Labour market matching involves the use of personal data. To prevent identity fraud and ensure adequate use, this data needs to be protected and used appropriately. This issue has become ever more important with the rise of digital tools and interfaces that support labour market matching.
Digital and data-driven tools hold huge value and potential to improve labour market inclusiveness, matching and functioning. Still, they need to be designed in ways that avoids bias and respects the privacy of job seekers and workers.
Regulation governing data protection must be conducive to job creation, labour market functioning and social innovation. Data protection rules therefore need to be clear, implementable and aligned to labour market goals, rules and developments.

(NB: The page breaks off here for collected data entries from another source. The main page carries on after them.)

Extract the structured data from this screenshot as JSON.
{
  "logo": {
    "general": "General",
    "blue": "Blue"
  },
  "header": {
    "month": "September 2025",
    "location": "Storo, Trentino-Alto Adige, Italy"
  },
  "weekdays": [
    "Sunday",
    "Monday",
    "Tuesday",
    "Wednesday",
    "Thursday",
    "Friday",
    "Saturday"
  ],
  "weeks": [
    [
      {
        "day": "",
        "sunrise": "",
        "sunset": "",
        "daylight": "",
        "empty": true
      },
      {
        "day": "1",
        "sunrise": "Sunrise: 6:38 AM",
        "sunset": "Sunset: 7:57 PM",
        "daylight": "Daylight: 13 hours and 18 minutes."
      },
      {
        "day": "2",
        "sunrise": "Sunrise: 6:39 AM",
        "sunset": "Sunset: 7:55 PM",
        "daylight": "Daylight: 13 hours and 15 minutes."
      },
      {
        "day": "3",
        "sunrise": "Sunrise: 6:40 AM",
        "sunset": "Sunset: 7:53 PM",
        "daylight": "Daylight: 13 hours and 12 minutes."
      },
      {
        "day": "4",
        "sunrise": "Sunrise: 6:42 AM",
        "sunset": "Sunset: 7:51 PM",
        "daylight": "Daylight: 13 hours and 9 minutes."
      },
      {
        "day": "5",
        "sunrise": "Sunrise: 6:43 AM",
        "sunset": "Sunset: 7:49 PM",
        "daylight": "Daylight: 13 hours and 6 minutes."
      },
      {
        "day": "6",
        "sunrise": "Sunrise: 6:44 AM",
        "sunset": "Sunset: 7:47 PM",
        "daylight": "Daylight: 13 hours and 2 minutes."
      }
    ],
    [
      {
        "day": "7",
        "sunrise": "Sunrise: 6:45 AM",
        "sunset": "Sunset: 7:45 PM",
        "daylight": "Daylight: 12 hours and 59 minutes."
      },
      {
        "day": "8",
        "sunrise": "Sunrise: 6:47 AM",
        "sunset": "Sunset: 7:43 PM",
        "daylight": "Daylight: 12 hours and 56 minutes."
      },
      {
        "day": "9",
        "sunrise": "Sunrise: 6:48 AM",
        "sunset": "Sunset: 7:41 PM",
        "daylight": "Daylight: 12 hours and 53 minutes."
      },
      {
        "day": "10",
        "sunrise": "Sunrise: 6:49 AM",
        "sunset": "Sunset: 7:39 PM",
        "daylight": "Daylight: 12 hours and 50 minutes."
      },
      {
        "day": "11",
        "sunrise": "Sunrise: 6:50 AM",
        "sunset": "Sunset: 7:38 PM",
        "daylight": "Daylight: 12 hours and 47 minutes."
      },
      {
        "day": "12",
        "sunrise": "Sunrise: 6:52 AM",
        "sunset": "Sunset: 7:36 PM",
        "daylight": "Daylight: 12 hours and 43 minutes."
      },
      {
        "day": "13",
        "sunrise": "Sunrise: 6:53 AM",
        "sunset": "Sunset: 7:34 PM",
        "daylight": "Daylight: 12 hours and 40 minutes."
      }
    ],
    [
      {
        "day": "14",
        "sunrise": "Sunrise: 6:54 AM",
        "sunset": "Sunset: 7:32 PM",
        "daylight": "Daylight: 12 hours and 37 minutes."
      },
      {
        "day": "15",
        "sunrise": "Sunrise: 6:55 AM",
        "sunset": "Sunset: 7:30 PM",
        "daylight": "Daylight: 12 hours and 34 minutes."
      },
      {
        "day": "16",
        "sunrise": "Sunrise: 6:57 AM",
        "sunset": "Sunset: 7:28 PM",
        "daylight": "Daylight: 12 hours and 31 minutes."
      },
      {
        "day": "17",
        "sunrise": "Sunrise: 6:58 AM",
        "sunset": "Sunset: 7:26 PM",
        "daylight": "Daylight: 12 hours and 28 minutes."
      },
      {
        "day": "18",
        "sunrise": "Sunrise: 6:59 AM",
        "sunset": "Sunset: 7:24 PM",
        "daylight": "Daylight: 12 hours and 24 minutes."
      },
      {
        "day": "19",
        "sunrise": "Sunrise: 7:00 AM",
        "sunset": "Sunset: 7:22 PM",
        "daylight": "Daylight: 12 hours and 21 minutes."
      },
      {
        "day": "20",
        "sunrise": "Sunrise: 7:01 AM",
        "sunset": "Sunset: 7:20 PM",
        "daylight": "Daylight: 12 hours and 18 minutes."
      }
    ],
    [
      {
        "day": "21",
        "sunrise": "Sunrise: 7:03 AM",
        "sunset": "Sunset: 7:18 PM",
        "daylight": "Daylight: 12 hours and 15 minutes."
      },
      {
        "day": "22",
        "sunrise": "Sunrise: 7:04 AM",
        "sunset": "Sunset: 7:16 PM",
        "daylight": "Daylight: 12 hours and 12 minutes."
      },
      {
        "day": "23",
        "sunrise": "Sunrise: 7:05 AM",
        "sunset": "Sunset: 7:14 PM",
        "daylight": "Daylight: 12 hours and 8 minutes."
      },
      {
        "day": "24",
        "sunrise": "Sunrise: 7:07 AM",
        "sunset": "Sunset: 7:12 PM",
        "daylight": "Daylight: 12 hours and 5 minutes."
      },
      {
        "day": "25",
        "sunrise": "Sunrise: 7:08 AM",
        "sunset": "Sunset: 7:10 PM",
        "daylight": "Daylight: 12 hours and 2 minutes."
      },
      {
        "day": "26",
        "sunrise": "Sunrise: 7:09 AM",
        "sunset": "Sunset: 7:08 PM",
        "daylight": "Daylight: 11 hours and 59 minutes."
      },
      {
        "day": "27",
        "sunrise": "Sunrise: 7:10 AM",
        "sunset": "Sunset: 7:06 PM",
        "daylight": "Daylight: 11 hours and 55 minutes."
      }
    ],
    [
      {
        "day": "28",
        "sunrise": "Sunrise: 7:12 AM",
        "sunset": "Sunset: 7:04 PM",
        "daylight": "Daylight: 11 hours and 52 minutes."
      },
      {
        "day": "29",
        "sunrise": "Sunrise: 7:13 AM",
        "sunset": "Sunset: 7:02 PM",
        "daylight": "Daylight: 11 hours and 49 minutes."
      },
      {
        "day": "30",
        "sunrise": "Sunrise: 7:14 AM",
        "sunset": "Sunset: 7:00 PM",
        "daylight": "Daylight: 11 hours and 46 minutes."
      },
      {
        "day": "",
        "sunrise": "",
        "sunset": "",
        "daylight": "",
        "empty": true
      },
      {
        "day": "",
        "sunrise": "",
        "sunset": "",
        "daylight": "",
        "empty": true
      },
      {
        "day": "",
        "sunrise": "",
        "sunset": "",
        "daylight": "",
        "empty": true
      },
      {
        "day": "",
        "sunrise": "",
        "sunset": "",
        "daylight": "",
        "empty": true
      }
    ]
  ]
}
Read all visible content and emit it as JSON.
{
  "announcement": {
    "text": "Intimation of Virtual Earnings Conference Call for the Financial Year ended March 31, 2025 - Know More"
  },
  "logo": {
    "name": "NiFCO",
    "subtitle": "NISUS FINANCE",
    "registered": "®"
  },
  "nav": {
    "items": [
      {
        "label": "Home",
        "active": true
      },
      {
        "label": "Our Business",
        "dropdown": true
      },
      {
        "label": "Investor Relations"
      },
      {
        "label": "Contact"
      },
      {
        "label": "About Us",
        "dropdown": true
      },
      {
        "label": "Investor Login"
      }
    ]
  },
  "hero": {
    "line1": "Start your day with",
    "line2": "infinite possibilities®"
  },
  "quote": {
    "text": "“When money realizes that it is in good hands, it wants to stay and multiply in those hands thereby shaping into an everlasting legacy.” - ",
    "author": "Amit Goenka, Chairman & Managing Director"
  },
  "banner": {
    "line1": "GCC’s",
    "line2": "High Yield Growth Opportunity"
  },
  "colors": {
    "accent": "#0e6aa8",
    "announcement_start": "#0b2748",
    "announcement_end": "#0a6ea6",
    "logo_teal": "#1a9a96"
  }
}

In 2018 the EU General Data Protection Regulation (GDPR) was the first of many modern data privacy laws that established frameworks on the use and protection of personal data. This Regulation sets one regulatory framework on the use and protection of personal data in Europe and replaces the various national regulations on data protection that had been in place so far.
Labour market matching and protection of personal data is no trade-off, nor should it be. To this end the World Employment Confederation includes the protection of personal data as one guiding principles of its Code of Conduct. To help implementation in the industry, the World Employment Confederation-Europe has created a toolbox for its national federation members and developed guidelines to clarify the allocation of the ‘Processor’ and ‘Controller’ roles in the context of the different HR services most commonly provided by WEC members.
California’s CCPA and CPRA, Brazil’s LGPD and may other jurisdictions have subsequently implemented similar regulations. Also, many states in the United States implemented consumer or more general data protection laws.
The NIS2 Directive is an EU-wide legislation on cybersecurity that came into force in 2023. It updates the legal framework initially introduced in 2016 by providing legal measures to boost the overall level of cybersecurity in the European Union.
WEC’s Data Privacy Taskforce created a Guidance document to help its members understand what the Directive means for the HR services industry.